Prank Calls: The “Drummer Wanted” AdBy Stark Raving BradOriginally published in the July/August 1996 issue of DRUM! Magazine
Stark Raving Brad places a phone call to an unsuspecting party ...
SRB: Hi, I’m calling about the “drummer wanted” position.
Victim: Uh, yeah, tell me about yourself. You’re into the G’n’R, Metallica style?
Love that stuff! I just beat the crap out of my drums. There’s nothing left when I’m done but splinters and wood chips. But my other band has, like, dynamics and stuff, and I want to get into something more rockin’.
Okay, well, let me tell you a little about us. We’ve all been playing about four years – we’re fairly serious about it. We kind of have a connection right now, a friend of ours that works at Virgin Records.
And when we put together our best stuff we’re supposed to send it to him and he could literally sign us if he’s interested.
And, um, I’m very Slash-type with guitar.
We definitely would be willing to try you out.
Actually, I had a few questions. I play fluglehorn, and I’d just love to get up there and bust a big crazy stupid fluglehorn solo on one of these jams!
Uh, that would be ... interesting.
Yeah, it’s really cool. My favorite drummer does that. You know Kramer Wasdin? From the Charles Kuralt Experience?
Uh, no, never heard of ’em.
I can’t believe that. Where’d you say you live?
Oh, well, that explains it.
What do you mean?
Is anyone in the band vegetarian?
I’m a vegetarian. I eat a lot of healthy, natural food, which is great, except that it gives me the wind something fierce. I’ve been known to peel off paint.
Oh great. We practice in a pretty small room with no windows.

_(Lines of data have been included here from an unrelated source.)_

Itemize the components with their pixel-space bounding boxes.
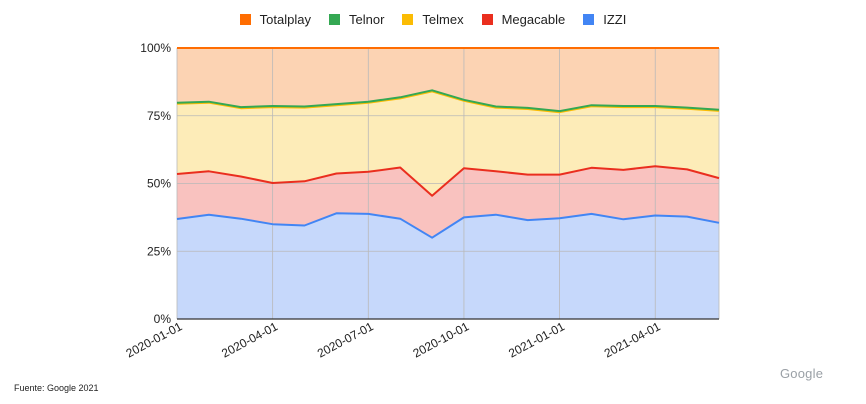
line-telnor: [176, 89, 720, 113]
legend-label: Megacable: [501, 12, 566, 27]
area-telmex: [177, 91, 719, 196]
x-tick-label: 2020-04-01: [219, 319, 280, 360]
source-note: Fuente: Google 2021: [14, 383, 99, 393]
legend-item-izzi: IZZI: [583, 12, 626, 27]
y-tick-label: 75%: [147, 109, 171, 123]
legend-label: Totalplay: [259, 12, 311, 27]
legend-item-megacable: Megacable: [481, 12, 566, 27]
legend-swatch: [239, 14, 251, 25]
legend-swatch: [481, 14, 493, 25]
legend-label: IZZI: [603, 12, 627, 27]
x-tick-label: 2021-01-01: [506, 319, 567, 360]
x-tick-labels: 2020-01-01 2020-04-01 2020-07-01 2020-10-01…: [124, 319, 663, 360]
area-fills: [177, 48, 719, 319]
legend-item-telmex: Telmex: [402, 12, 464, 27]
line-telmex: [176, 90, 720, 114]
chart-legend: Totalplay Telnor Telmex Megacable IZZI: [0, 12, 866, 27]
legend-item-telnor: Telnor: [328, 12, 385, 27]
y-tick-label: 25%: [147, 244, 171, 258]
legend-swatch: [328, 14, 340, 25]
x-tick-label: 2021-04-01: [602, 319, 663, 360]
area-totalplay: [177, 48, 719, 112]
legend-swatch: [583, 14, 595, 25]
google-logo: Google: [780, 366, 824, 381]
x-tick-label: 2020-07-01: [315, 319, 376, 360]
series-lines: [176, 47, 720, 320]
y-tick-label: 100%: [140, 41, 171, 55]
area-megacable: [177, 166, 719, 238]
x-tick-label: 2020-10-01: [411, 319, 472, 360]
y-tick-label: 0%: [154, 312, 172, 326]
y-tick-labels: 0% 25% 50% 75% 100%: [140, 41, 171, 326]
area-izzi: [177, 213, 719, 319]
legend-swatch: [402, 14, 414, 25]
line-izzi: [176, 212, 720, 239]
legend-label: Telnor: [348, 12, 385, 27]
line-megacable: [176, 165, 720, 197]
legend-item-totalplay: Totalplay: [239, 12, 311, 27]
legend-label: Telmex: [422, 12, 464, 27]
y-tick-label: 50%: [147, 177, 171, 191]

Well, then, you’re going to be suckin’ Satanic vapors, ’cause I’m packin’. My last band hated me. They nicknamed me “Pompeii.”
Now then, you want to play live and stuff?
Hopefully a lot more. Yeah.
Because I get stage fright pretty bad sometimes.
Yeah. This one time ... I wet myself.
Jesus, guy ... damn, that’s nervous.
Funny thing was, I kind of enjoyed it! The other guys were pretty cool about it. They’re really supportive, which is critical for me. I’m extremely sensitive to criticism. So the guys developed a good way to bring up their issues with me.
[long pause] And what’s that?
They took to leaving politely-phrased notes on my windshield. With a flower.
On “Hello Kitty” stationery.
You’re kidding me.
No, seriously, good communication is very important. Not all bands do things the same way, of course, and I haven’t even met your band yet.
Yeah, um, we should get together and jam sometime, I guess.
Well, I’m busy this weekend, but call me Monday at 415-555-9933.
Yeah, so I’ll, uh, call you next week, I guess.
Jeez, don’t sound so sure!
No, no, no. I’m just ... something on my mind.
All right, so I’ll talk to you next week!
All right, yeah, all right. Then, uh, take it easy.
Hey, you too. Hello!
Nothing, just a different way of saying goodbye, you know?
Uh yeah, whatever.
All righty then, talk to you soon. Later!